Poor concealment • Schulz et al. Examined 250 RCTs and classified them into having adequate concealment (where subversion was difficult), unclear, or inadequate where subversion was able to take place. • They found that badly concealed allocation led to increased effect sizes – showing CHEATING by researchers.
Comparison of concealment Schulz et al. JAMA 1995;273:408.
Recent Health Trials. Hewitt et al. 2004; submitted
Case Study • Subversion is rarely reported for individual studies. • One study where it has been reported was for a large, multicentred surgical trial. • Participants were being randomised to 5+ centres using sealed envelopes.
Case-study (cont) • After several hundred participants had been allocated the study statistician noticed that there was an imbalance in age. • This age imbalance was occurring in 3 out of the 5 centres. • Independently 3 clinical researchers were subverting the allocation
Subversion - summary • Appears to be widespread in health trials almost certainly occurs in psychology trials but remains undetected. • Secure allocation usually prevents this form of bias. • Need not be too expensive. • Essential to prevent cheating.
Secure allocation • Can be achieved using telephone allocation from a dedicated unit. • Can be achieved using independent person to undertake allocation.
Attrition Bias • Usually most trials lose participants after randomisation. This can cause bias, particularly if attrition differs between groups. • If a treatment has side-effects this may make drop outs higher among the less well participants, which can make a treatment appear to be effective when it is not.
Attrition Bias • We can avoid some of the problems with attrition bias by using Intention to Teach (or treat) Analysis, where we keep as many of the patients in the study as possible even if they are no long ‘on treatment’.
Dilution Bias • This occurs when the intervention or control group get the opposite treatment. • For example, in a trial of domestic violence the judge over-rode the random assignment and put 3.5% (14) men in the intervention group. Feder & Dugan, Justice Quarterly, 2002;19:343.
Resentful Demoralisation • This can occur when participants are randomised to treatment they do not want. • This may lead to them reporting outcomes badly in ‘revenge’. • This can lead to bias.
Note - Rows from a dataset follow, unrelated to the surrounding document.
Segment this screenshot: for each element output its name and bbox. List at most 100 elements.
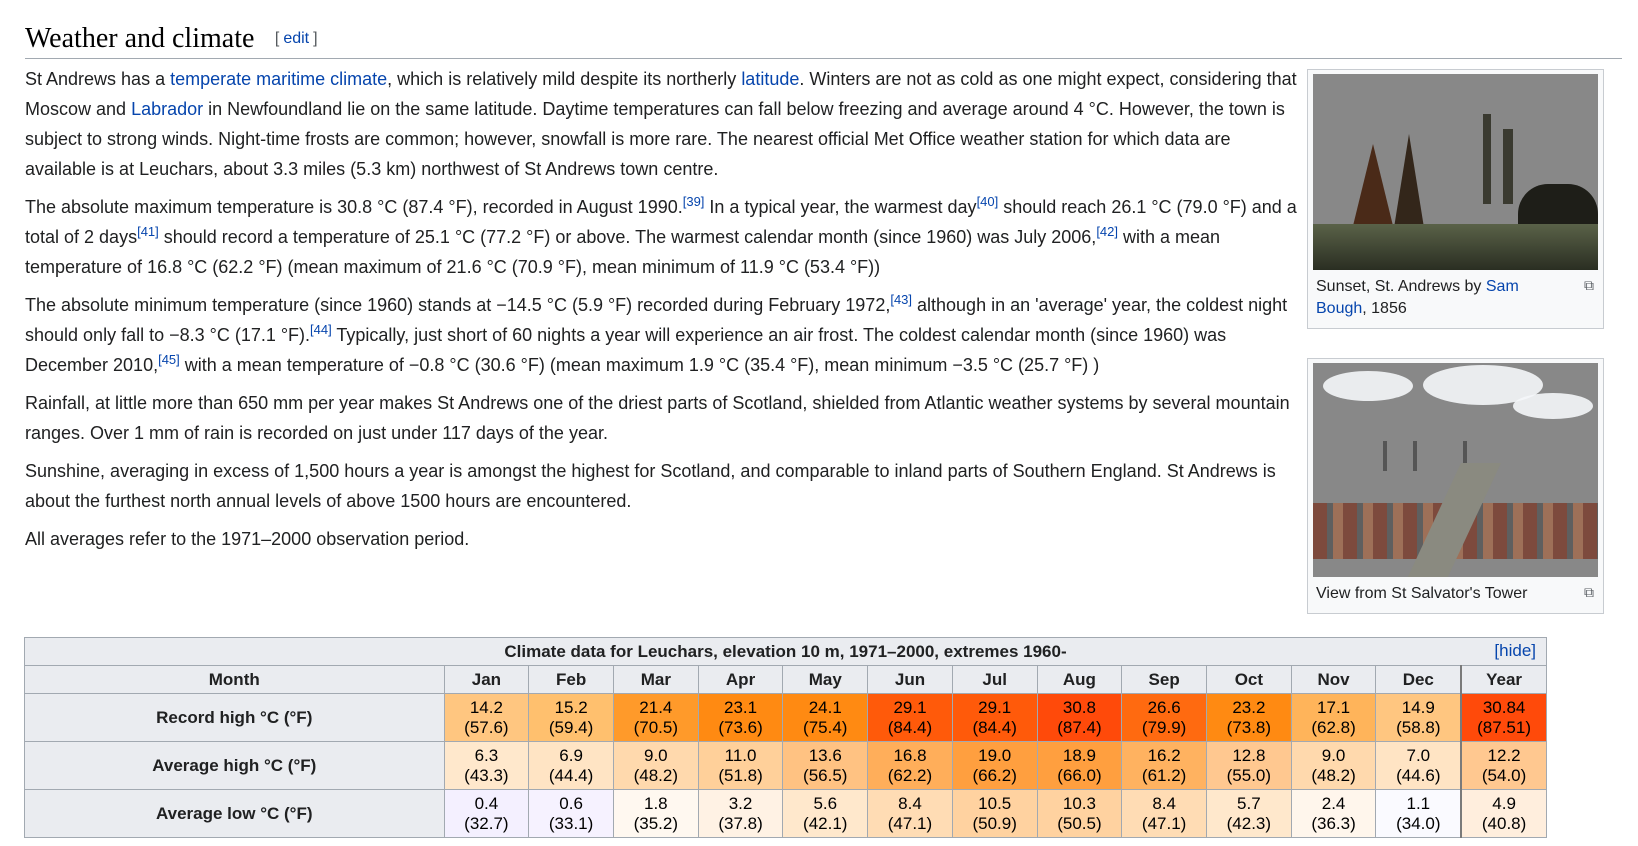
hide-table-link[interactable]: [hide] — [1494, 641, 1536, 661]
celsius-value: 16.8 — [893, 745, 927, 765]
data-cell: 29.1 (84.4) — [951, 693, 1038, 742]
paragraph-text: Sunshine, averaging in excess of 1,500 h… — [25, 461, 1276, 511]
fahrenheit-value: (51.8) — [718, 765, 763, 785]
table-row: Record high °C (°F) 14.2 (57.6) 15.2 (59.4) 2… — [24, 693, 1548, 742]
citation-link[interactable]: [41] — [137, 224, 159, 239]
data-cell: 5.7 (42.3) — [1206, 789, 1292, 838]
celsius-value: 24.1 — [808, 697, 842, 717]
celsius-value: 5.6 — [813, 793, 838, 813]
data-cell: 4.9 (40.8) — [1460, 789, 1548, 838]
data-cell: 2.4 (36.3) — [1290, 789, 1377, 838]
citation-link[interactable]: [44] — [310, 322, 332, 337]
fahrenheit-value: (42.1) — [803, 813, 848, 833]
fahrenheit-value: (75.4) — [803, 717, 848, 737]
celsius-value: 11.0 — [724, 745, 757, 765]
section-title: Weather and climate — [25, 23, 255, 54]
celsius-value: 9.0 — [1321, 745, 1346, 765]
citation-link[interactable]: [45] — [158, 352, 180, 367]
data-cell: 24.1 (75.4) — [782, 693, 869, 742]
edit-section: [edit] — [274, 30, 318, 47]
fahrenheit-value: (79.9) — [1141, 717, 1187, 737]
paragraph-text: , which is relatively mild despite its n… — [387, 69, 742, 89]
article-link[interactable]: latitude — [741, 69, 799, 89]
table-row: Average high °C (°F) 6.3 (43.3) 6.9 (44.4) 9.… — [24, 741, 1548, 790]
fahrenheit-value: (54.0) — [1481, 765, 1527, 785]
fahrenheit-value: (56.5) — [803, 765, 848, 785]
data-cell: 5.6 (42.1) — [782, 789, 869, 838]
citation-link[interactable]: [39] — [683, 194, 705, 209]
celsius-value: 12.8 — [1232, 745, 1266, 765]
fahrenheit-value: (73.6) — [718, 717, 763, 737]
thumb-caption: Sunset, St. Andrews by Sam Bough, 1856 ⧉ — [1313, 270, 1598, 324]
sunset-painting-image[interactable] — [1313, 74, 1598, 270]
celsius-value: 21.4 — [639, 697, 673, 717]
data-cell: 6.9 (44.4) — [528, 741, 614, 790]
data-cell: 15.2 (59.4) — [528, 693, 614, 742]
month-oct: Oct — [1206, 665, 1292, 694]
fahrenheit-value: (73.8) — [1226, 717, 1272, 737]
paragraph-text: should record a temperature of 25.1 °C (… — [158, 227, 1097, 247]
month-apr: Apr — [697, 665, 784, 694]
magnify-icon[interactable]: ⧉ — [1584, 274, 1594, 296]
fahrenheit-value: (87.51) — [1477, 717, 1532, 737]
fahrenheit-value: (57.6) — [464, 717, 509, 737]
celsius-value: 1.8 — [644, 793, 668, 813]
celsius-value: 0.6 — [559, 793, 583, 813]
thumb-sunset: Sunset, St. Andrews by Sam Bough, 1856 ⧉ — [1307, 69, 1604, 329]
data-cell: 8.4 (47.1) — [867, 789, 953, 838]
paragraph-text: with a mean temperature of −0.8 °C (30.6… — [179, 355, 1100, 375]
data-cell: 6.3 (43.3) — [443, 741, 530, 790]
celsius-value: 13.6 — [808, 745, 842, 765]
citation-link[interactable]: [42] — [1096, 224, 1118, 239]
citation-link[interactable]: [40] — [977, 194, 999, 209]
celsius-value: 8.4 — [1152, 793, 1176, 813]
fahrenheit-value: (42.3) — [1226, 813, 1272, 833]
celsius-value: 18.9 — [1062, 745, 1096, 765]
thumb-caption: View from St Salvator's Tower ⧉ — [1313, 577, 1598, 609]
paragraph: St Andrews has a temperate maritime clim… — [25, 64, 1300, 184]
celsius-value: 29.1 — [978, 697, 1012, 717]
fahrenheit-value: (84.4) — [887, 717, 933, 737]
month-aug: Aug — [1036, 665, 1123, 694]
section-heading: Weather and climate [edit] — [25, 20, 1622, 59]
thumb-tower-view: View from St Salvator's Tower ⧉ — [1307, 358, 1604, 614]
paragraph-text: The absolute maximum temperature is 30.8… — [25, 197, 683, 217]
celsius-value: 19.0 — [978, 745, 1012, 765]
fahrenheit-value: (66.0) — [1057, 765, 1102, 785]
edit-link[interactable]: edit — [283, 30, 309, 47]
celsius-value: 12.2 — [1487, 745, 1521, 765]
fahrenheit-value: (58.8) — [1396, 717, 1441, 737]
row-label: Average high °C (°F) — [24, 741, 445, 790]
data-cell: 29.1 (84.4) — [867, 693, 953, 742]
month-jul: Jul — [951, 665, 1038, 694]
celsius-value: 6.3 — [474, 745, 499, 765]
month-year: Year — [1460, 665, 1548, 694]
article-link[interactable]: Labrador — [131, 99, 203, 119]
article-link[interactable]: temperate maritime climate — [170, 69, 387, 89]
data-cell: 12.2 (54.0) — [1460, 741, 1548, 790]
fahrenheit-value: (36.3) — [1311, 813, 1356, 833]
citation-link[interactable]: [43] — [890, 292, 912, 307]
row-label: Average low °C (°F) — [24, 789, 445, 838]
celsius-value: 7.0 — [1406, 745, 1431, 765]
fahrenheit-value: (66.2) — [972, 765, 1017, 785]
data-cell: 9.0 (48.2) — [612, 741, 699, 790]
data-cell: 16.2 (61.2) — [1121, 741, 1207, 790]
paragraph: Sunshine, averaging in excess of 1,500 h… — [25, 456, 1300, 516]
tower-view-image[interactable] — [1313, 363, 1598, 577]
fahrenheit-value: (87.4) — [1057, 717, 1102, 737]
data-cell: 1.8 (35.2) — [612, 789, 699, 838]
magnify-icon[interactable]: ⧉ — [1584, 581, 1594, 603]
data-cell: 18.9 (66.0) — [1036, 741, 1123, 790]
data-cell: 21.4 (70.5) — [612, 693, 699, 742]
data-cell: 23.2 (73.8) — [1206, 693, 1292, 742]
celsius-value: 30.84 — [1482, 697, 1526, 717]
fahrenheit-value: (50.9) — [972, 813, 1017, 833]
celsius-value: 10.5 — [978, 793, 1012, 813]
fahrenheit-value: (32.7) — [464, 813, 509, 833]
celsius-value: 17.1 — [1317, 697, 1351, 717]
celsius-value: 29.1 — [893, 697, 927, 717]
celsius-value: 1.1 — [1406, 793, 1431, 813]
celsius-value: 15.2 — [554, 697, 588, 717]
fahrenheit-value: (59.4) — [548, 717, 594, 737]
Resentful Demoralisation • One solution is to use a patient preference design where only participants who are ‘indifferent’ to the treatment they receive are allocated. • This should remove its effects.
Hawthorne Effect • This is an effect that occurs by being part of the study rather than the treatment. Interventions that require more TLC than controls could show an effect due to the TLC than the drug or surgical procedure. • TLC should be given to controls as well.
Forms of Bias • Subversion Bias • Technical Bias • Attrition Bias • Consent Bias • Ascertainment Bias • Dilution Bias • Recruitment Bias
Bias (cont) • Resentful demoralisation • Delay Bias • Chance Bias • Hawthorne effect • Analytical Bias.
Conclusions • There are a range of biases associated with POORLY designed RCTs. • Many, if not all, can be eliminated through careful attention to methods.